Know What’s Under Ground and Make Smarter Planning Decisions

A Finnish experimentation project developed a framework for classifying ground conditions for building and infrastructure construction. It will help anticipate the future cost of foundation laying during the early stages of city planning.

The ground
conditions of an area can have a substantial effect on the costs and the
environmental impacts of constructing buildings and infrastructure. At early
stage, urban designers don’t typically have enough data to make smart decisions
about zoning in that respect as obtaining that data is time-consuming and hence
also costly.

Consequently, an experimentation project called MAKU-digi: Making the costs of land use visible devised a method for automating the analysis of ground conditions. I had the pleasure of interviewing Juha Liukas, Lead Advisor at Sitowise, and Hilkka Kallio, Geologist at Geological Survey of Finland (GTK), about the project.

Hilkka Kallio
Juha Liukas, Sitowise
Juha Liukas

Brewing the Idea

“While we
were developing the Citycad software back in the 1990s, we had this idea of
combing a ground conditions map with a town plan for analyzing constructability,”
says Liukas. “One of our clients was the city of Espoo, which had just mapped
out the city’s ground conditions.”

However, turning
this idea into a method and a practical tool did not materialize until much
later.
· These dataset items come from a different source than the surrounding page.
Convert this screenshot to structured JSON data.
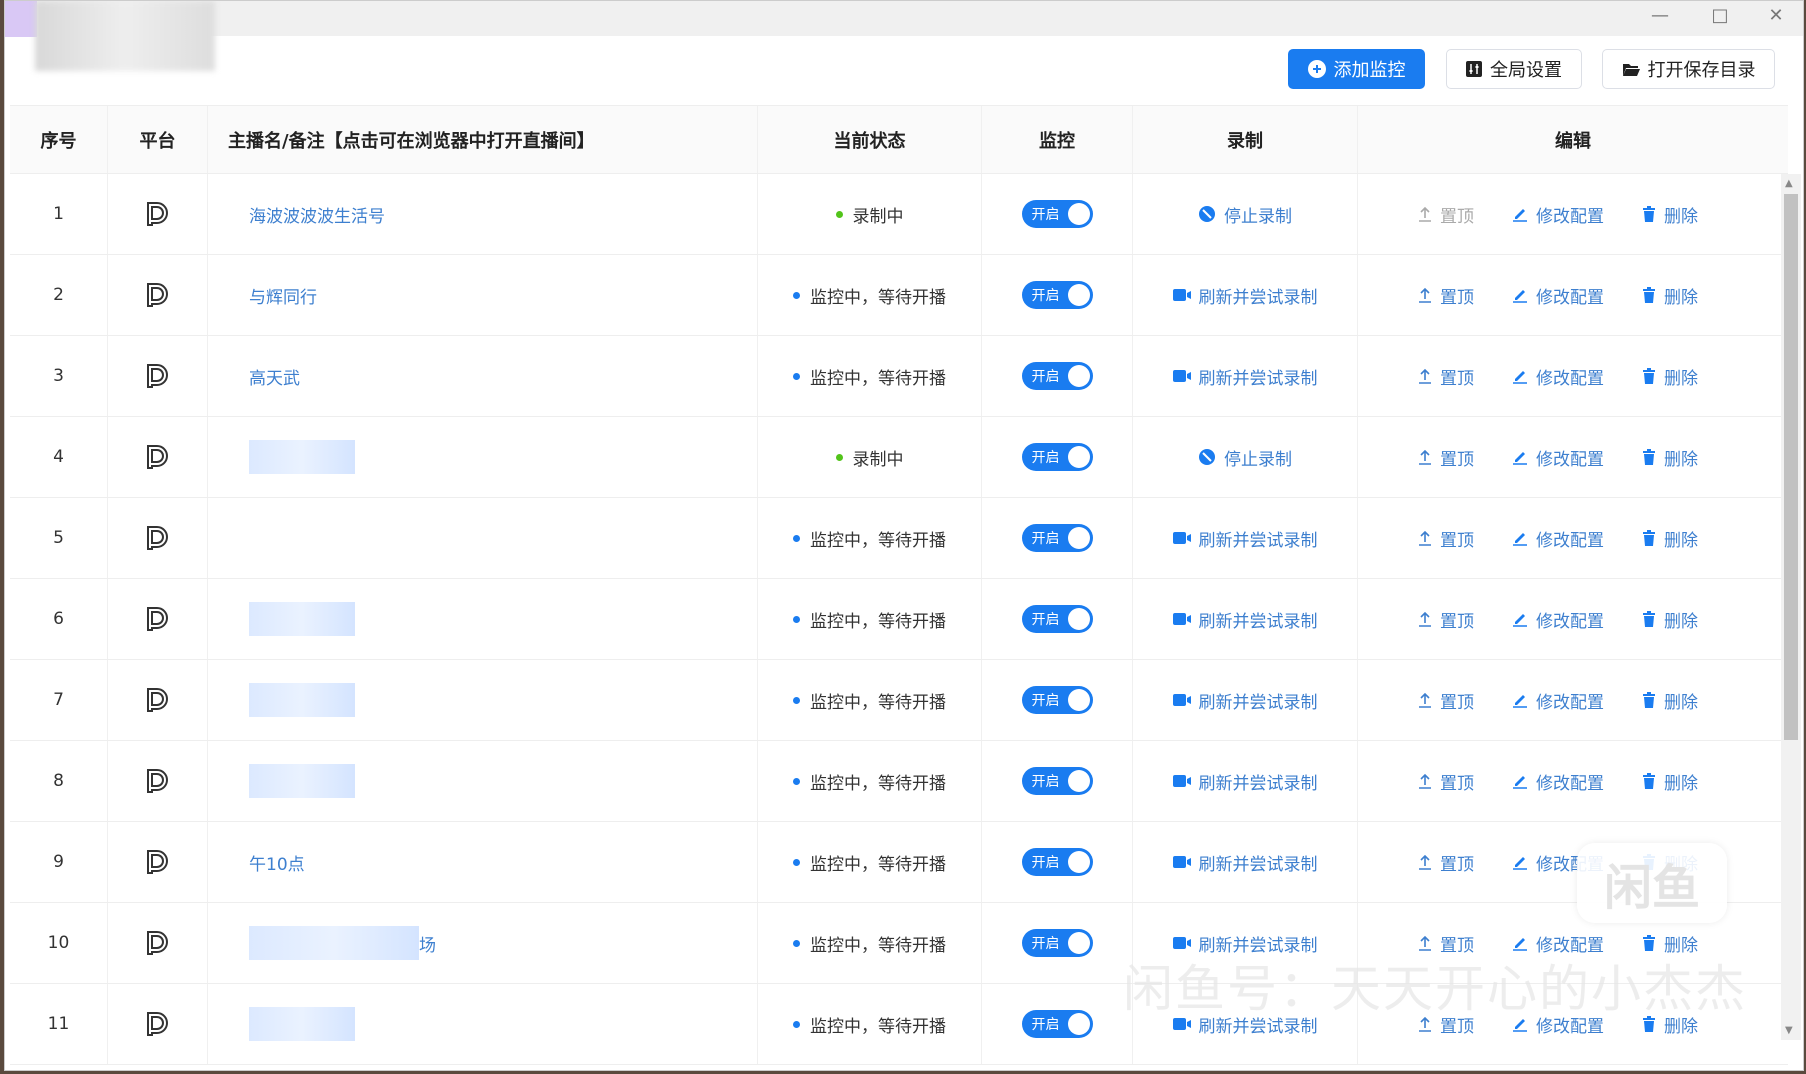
{
  "window": {
    "minimize": "—",
    "maximize": "□",
    "close": "✕"
  },
  "toolbar": {
    "add": "添加监控",
    "settings": "全局设置",
    "open_dir": "打开保存目录"
  },
  "headers": {
    "index": "序号",
    "platform": "平台",
    "name": "主播名/备注【点击可在浏览器中打开直播间】",
    "status": "当前状态",
    "monitor": "监控",
    "record": "录制",
    "edit": "编辑"
  },
  "colors": {
    "accent": "#1a7cf0",
    "recording": "#52c41a",
    "waiting": "#1a7cf0"
  },
  "labels": {
    "toggle_on": "开启",
    "stop": "停止录制",
    "retry": "刷新并尝试录制",
    "pin": "置顶",
    "modify": "修改配置",
    "delete": "删除"
  },
  "rows": [
    {
      "index": "1",
      "name": "海波波波波生活号",
      "status": "录制中",
      "recording": true,
      "pin_disabled": true
    },
    {
      "index": "2",
      "name": "与辉同行",
      "status": "监控中，等待开播",
      "recording": false
    },
    {
      "index": "3",
      "name": "高天武",
      "status": "监控中，等待开播",
      "recording": false
    },
    {
      "index": "4",
      "name": "",
      "blurred": true,
      "status": "录制中",
      "recording": true
    },
    {
      "index": "5",
      "name": "",
      "status": "监控中，等待开播",
      "recording": false
    },
    {
      "index": "6",
      "name": "",
      "blurred": true,
      "status": "监控中，等待开播",
      "recording": false
    },
    {
      "index": "7",
      "name": "",
      "blurred": true,
      "status": "监控中，等待开播",
      "recording": false
    },
    {
      "index": "8",
      "name": "",
      "blurred": true,
      "status": "监控中，等待开播",
      "recording": false
    },
    {
      "index": "9",
      "name": "午10点",
      "status": "监控中，等待开播",
      "recording": false
    },
    {
      "index": "10",
      "name": "场",
      "blurred": true,
      "status": "监控中，等待开播",
      "recording": false
    },
    {
      "index": "11",
      "name": "",
      "blurred": true,
      "status": "监控中，等待开播",
      "recording": false
    }
  ],
  "watermark": {
    "text": "闲鱼号：天天开心的小杰杰",
    "logo": "闲鱼"
  }
}
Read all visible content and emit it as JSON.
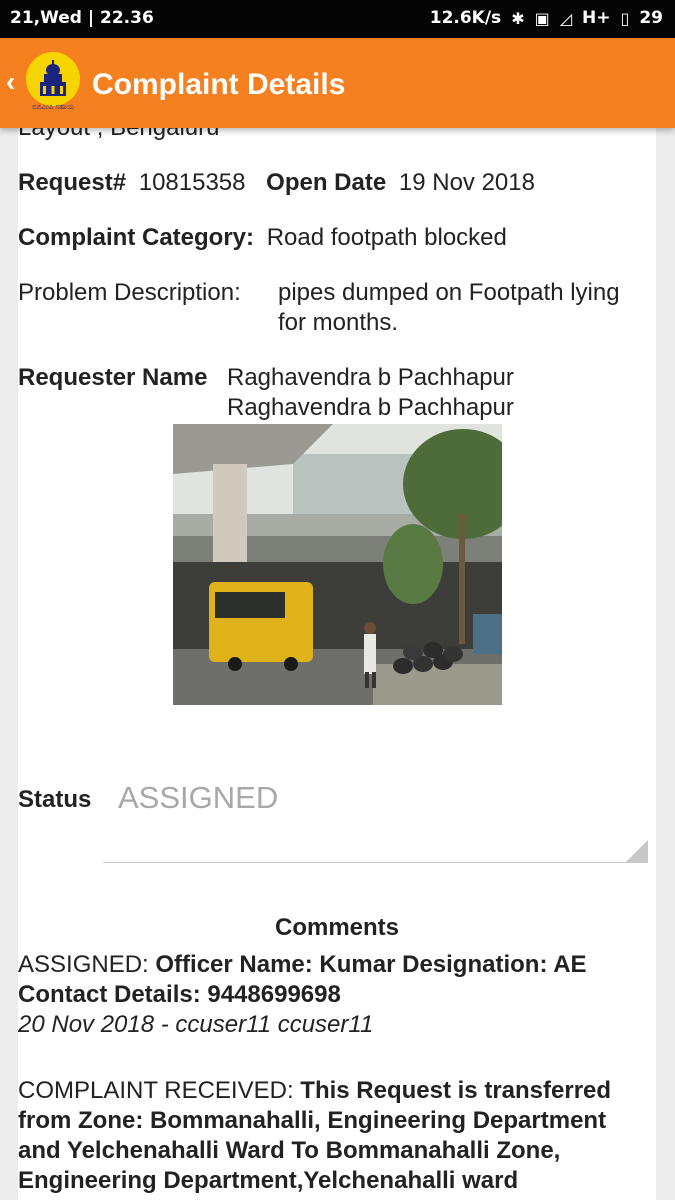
{
  "status_bar": {
    "left": "21,Wed | 22.36",
    "speed": "12.6K/s",
    "network": "H+",
    "battery": "29",
    "bluetooth_icon": "bluetooth-icon",
    "vibrate_icon": "vibrate-icon",
    "signal_icon": "signal-icon",
    "battery_icon": "battery-icon"
  },
  "app_bar": {
    "title": "Complaint Details",
    "logo_caption": "ಬಿಬಿಎಂಪಿ ಸಹಾಯ",
    "color": "#f58020"
  },
  "details": {
    "address_cut": "Layout , Bengaluru",
    "request_label": "Request#",
    "request_value": "10815358",
    "open_date_label": "Open Date",
    "open_date_value": "19 Nov 2018",
    "category_label": "Complaint Category:",
    "category_value": "Road footpath blocked",
    "problem_label": "Problem Description:",
    "problem_line1": "pipes dumped on Footpath lying",
    "problem_line2": "for months.",
    "requester_label": "Requester Name",
    "requester_line1": "Raghavendra b Pachhapur",
    "requester_line2": "Raghavendra b Pachhapur"
  },
  "status": {
    "label": "Status",
    "value": "ASSIGNED"
  },
  "comments": {
    "heading": "Comments",
    "items": [
      {
        "prefix": "ASSIGNED: ",
        "bold_line1": "Officer Name: Kumar Designation: AE",
        "bold_line2": "Contact Details: 9448699698",
        "meta": "20 Nov 2018 - ccuser11 ccuser11"
      },
      {
        "prefix": "COMPLAINT RECEIVED: ",
        "bold_line1": "This Request is transferred",
        "bold_line2": "from Zone: Bommanahalli, Engineering Department",
        "bold_line3": "and Yelchenahalli Ward To Bommanahalli Zone,",
        "bold_line4": "Engineering Department,Yelchenahalli ward"
      }
    ]
  }
}
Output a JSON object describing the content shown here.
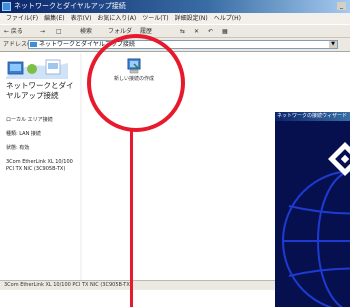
{
  "window": {
    "title": "ネットワークとダイヤルアップ接続",
    "minimize_label": "_"
  },
  "menu": [
    "ファイル(F)",
    "編集(E)",
    "表示(V)",
    "お気に入り(A)",
    "ツール(T)",
    "詳細設定(N)",
    "ヘルプ(H)"
  ],
  "toolbar": {
    "back": "← 戻る",
    "forward": "→",
    "up": "□",
    "search": "検索",
    "folders": "フォルダ",
    "history": "履歴"
  },
  "address": {
    "label": "アドレス(D)",
    "value": "ネットワークとダイヤルアップ接続"
  },
  "left_pane": {
    "title": "ネットワークとダイヤルアップ接続",
    "props": [
      "ローカル エリア接続",
      "種類: LAN 接続",
      "状態: 有効",
      "3Com EtherLink XL 10/100 PCI TX NIC (3C905B-TX)"
    ]
  },
  "item": {
    "label": "新しい接続の作成"
  },
  "status": {
    "text": "3Com EtherLink XL 10/100 PCI TX NIC (3C905B-TX)"
  },
  "dialog": {
    "title": "ネットワークの接続ウィザード"
  },
  "colors": {
    "callout": "#e8192c",
    "titlebar": "#0a246a"
  }
}
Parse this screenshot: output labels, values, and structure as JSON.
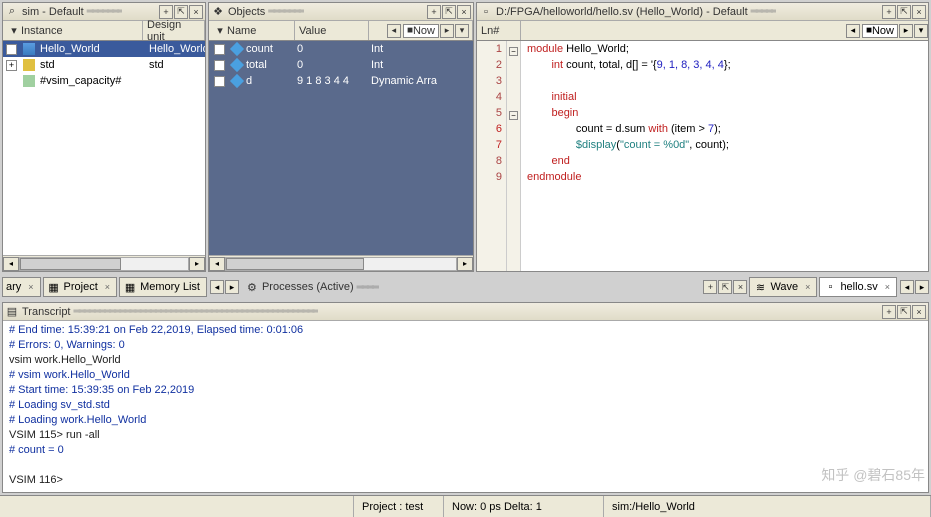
{
  "sim_panel": {
    "title": "sim - Default",
    "col_instance": "Instance",
    "col_design": "Design unit",
    "rows": [
      {
        "exp": "−",
        "name": "Hello_World",
        "unit": "Hello_World",
        "sel": true,
        "indent": 0
      },
      {
        "exp": "+",
        "name": "std",
        "unit": "std",
        "sel": false,
        "indent": 0
      },
      {
        "exp": "",
        "name": "#vsim_capacity#",
        "unit": "",
        "sel": false,
        "indent": 1
      }
    ]
  },
  "objects_panel": {
    "title": "Objects",
    "col_name": "Name",
    "col_value": "Value",
    "now_label": "Now",
    "rows": [
      {
        "exp": "+",
        "name": "count",
        "value": "0",
        "kind": "Int"
      },
      {
        "exp": "+",
        "name": "total",
        "value": "0",
        "kind": "Int"
      },
      {
        "exp": "+",
        "name": "d",
        "value": "9 1 8 3 4 4",
        "kind": "Dynamic Arra"
      }
    ]
  },
  "source_panel": {
    "title": "D:/FPGA/helloworld/hello.sv (Hello_World) - Default",
    "ln_header": "Ln#",
    "now_label": "Now",
    "lines": [
      {
        "n": "1",
        "red": false
      },
      {
        "n": "2",
        "red": false
      },
      {
        "n": "3",
        "red": false
      },
      {
        "n": "4",
        "red": false
      },
      {
        "n": "5",
        "red": false
      },
      {
        "n": "6",
        "red": true
      },
      {
        "n": "7",
        "red": true
      },
      {
        "n": "8",
        "red": false
      },
      {
        "n": "9",
        "red": false
      }
    ],
    "code_tokens": {
      "l1_kw": "module",
      "l1_id": " Hello_World;",
      "l2_kw": "int",
      "l2_rest": " count, total, d[] = '{",
      "l2_nums": "9, 1, 8, 3, 4, 4",
      "l2_end": "};",
      "l4_kw": "initial",
      "l5_kw": "begin",
      "l6_a": "count = d.sum ",
      "l6_kw": "with",
      "l6_b": " (item > ",
      "l6_n": "7",
      "l6_c": ");",
      "l7_sys": "$display",
      "l7_a": "(",
      "l7_str": "\"count = %0d\"",
      "l7_b": ", count);",
      "l8_kw": "end",
      "l9_kw": "endmodule"
    }
  },
  "processes_panel": {
    "title": "Processes (Active)"
  },
  "tabs": {
    "left": [
      {
        "label": "ary",
        "icon": "▦"
      },
      {
        "label": "Project",
        "icon": "▦"
      },
      {
        "label": "Memory List",
        "icon": "▦"
      }
    ],
    "right": [
      {
        "label": "Wave",
        "icon": "≋"
      },
      {
        "label": "hello.sv",
        "icon": "▫"
      }
    ]
  },
  "transcript": {
    "title": "Transcript",
    "lines": [
      {
        "cls": "t-cm",
        "text": "# End time: 15:39:21 on Feb 22,2019, Elapsed time: 0:01:06"
      },
      {
        "cls": "t-cm",
        "text": "# Errors: 0, Warnings: 0"
      },
      {
        "cls": "t-pl",
        "text": "vsim work.Hello_World"
      },
      {
        "cls": "t-cm",
        "text": "# vsim work.Hello_World "
      },
      {
        "cls": "t-cm",
        "text": "# Start time: 15:39:35 on Feb 22,2019"
      },
      {
        "cls": "t-cm",
        "text": "# Loading sv_std.std"
      },
      {
        "cls": "t-cm",
        "text": "# Loading work.Hello_World"
      },
      {
        "cls": "t-pl",
        "text": "VSIM 115> run -all"
      },
      {
        "cls": "t-cm",
        "text": "# count = 0"
      },
      {
        "cls": "t-pl",
        "text": " "
      },
      {
        "cls": "t-pl",
        "text": "VSIM 116> "
      }
    ]
  },
  "status": {
    "project": "Project : test",
    "now": "Now: 0 ps  Delta: 1",
    "scope": "sim:/Hello_World"
  },
  "watermark": "知乎 @碧石85年"
}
In early 2017, Sitowise, Geological Survey of Finland, and six other
organizations started an experiment as part of the national KIRA-digi
digitalization program. The project was called MAKU-digi.

Espoo had
meticulously kept its ground conditions data up to date and was invited to take
part in the project. Other large cities—Helsinki, Vantaa, and Tampere— soon followed
suite, together with the Finnish Transport Agency. They provided the project with
five pilot case studies.

The Sources of Ground
Conditions Data

As ground
conditions data is not readily available in every part of the country, cities use
local geotechnical investigations to augment data from national sources. 

“At GTK, we
carried out a 35-year mapping project of superficial deposits, which created
geographic data as polygons,” says Kallio. “This gives an overview of soil
across the country, 1-meter deep. I think, in the beginning, soil mapping was
mainly meant to serve agriculture and forest planning. Today our soil maps are
widely used by land use planners”

Ground-penetrating
radars, satellite imagery, and drone surveys offer additional data that
geological experts can use to estimate ground conditions. However, Kallio
emphasizes that geophysics does not offer alone accurate enough information for
construction purposes. She would rather rely on geotechnical investigations as
primary data.

Ground analysis

Automating Geotechnical
Analysis

A two-by-two
kilometer area can involve up to 10,000 individual geotechnical investigations.
Analyzing that amount of data manually is impractical. Thus during the project,
GTK devised and tested a system that automatically identifies certain beds and
strata in the ground.

The other
main output of MAKU-digi was a system for using geotechnical investigations,
soil maps, and digital elevation models to classify any geographical location
on a standardized scale. The “soil construction capacity class” of the
location, combined with the location’s zoning elements, determines the
foundation type. It, in turn, has a unit price that when multiplied with the
building area gives an estimate of the foundation costs. The results can be
presented visually on a map.

“In
MAKU-digi, we dealt with the relative rather than absolute costs of foundation
construction. There are other projects, like the national IHKU Alliance, that
will provide a cost management system for infrastructure construction,” Liukas
points out. “I envision a future where you can upload a draft detail plan to an
online service and see the updated foundation costs at once, even as you make
changes to the design.”

ground conditions classification

Harmonizing Urban Design
Data

“The
Ministry of the Environment saw our results and came to the conclusion that our
harmonized classification model could become a JHS recommendation,” says
Kallio. The so-called JHS recommendations provide national information
management guidelines for both governmental and municipal administrations.

Another
project called Municipality Pilot is formulating a process and information
model for digital detail planning. It has tested combining a detail planning
model with the MAKU-digi analysis in three municipalities.

“I don’t
know of any examples from other countries where a ground condition method and classification
is standardized at the national level. So in that sense, we are doing
pioneering work here in Finland,” Kallio concludes.